Looking at top shows that VM's, Firefox, kwin and khugepaged have pegged their respective CPU cores (or 4 cores in the case of the VM's) with little or no disk, swap or RAM activity. Killing firefox drops everything back to normal so I start to look online for reports of weird interactions between firefox (or flash/java within firefox) with OpenSuse and VMWare. Nothing.

Typing khugepaged into Google, however, was a bit of a revelation. Lots of reports of CPU stalls, 100% utilisation etc. with high core/RAM counts.
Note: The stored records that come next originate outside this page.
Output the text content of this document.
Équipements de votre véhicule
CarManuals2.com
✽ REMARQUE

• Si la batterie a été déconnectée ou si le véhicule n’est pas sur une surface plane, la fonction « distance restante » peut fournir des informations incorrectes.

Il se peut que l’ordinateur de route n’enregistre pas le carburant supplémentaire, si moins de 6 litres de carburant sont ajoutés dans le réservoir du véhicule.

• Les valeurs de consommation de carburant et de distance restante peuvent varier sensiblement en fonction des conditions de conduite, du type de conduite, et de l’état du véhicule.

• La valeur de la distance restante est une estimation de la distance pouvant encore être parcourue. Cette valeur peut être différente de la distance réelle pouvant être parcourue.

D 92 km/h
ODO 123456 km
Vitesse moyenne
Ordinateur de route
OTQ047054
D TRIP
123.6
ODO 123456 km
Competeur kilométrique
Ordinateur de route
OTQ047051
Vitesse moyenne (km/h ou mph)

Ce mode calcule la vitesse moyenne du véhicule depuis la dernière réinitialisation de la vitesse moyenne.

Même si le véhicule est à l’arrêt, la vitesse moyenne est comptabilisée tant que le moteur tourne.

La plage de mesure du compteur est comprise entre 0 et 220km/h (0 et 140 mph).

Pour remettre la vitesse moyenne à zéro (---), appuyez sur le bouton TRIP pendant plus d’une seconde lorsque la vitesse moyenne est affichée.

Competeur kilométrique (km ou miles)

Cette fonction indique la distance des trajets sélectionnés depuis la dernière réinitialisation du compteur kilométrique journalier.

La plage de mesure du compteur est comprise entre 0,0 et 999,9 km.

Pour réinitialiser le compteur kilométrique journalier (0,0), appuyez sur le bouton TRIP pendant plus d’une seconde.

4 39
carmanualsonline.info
I wouldn't have called 8-cores/16GB high in this day and age - at work I use 48-core/256GB VM hosts and they're getting to the end of their support lifetime already. However, my previous 4-core/12GB box did not have this problem.

To cut a long story short, it appears to be a problem with khugepaged attempting to defrag RAM to make space for the huge pages. For now I have just disabled defragging with:

echo 0 > /sys/kernel/mm/transparent_hugepage/khugepaged/defrag
echo never > /sys/kernel/mm/transparent_hugepage/defrag

...why do they take completely different parameters when they have the same name? Logic, please.

...it seems that later kernel vesions have this fixed, so I may have been bitten by my "lag an OS version" principle above. Ho hum.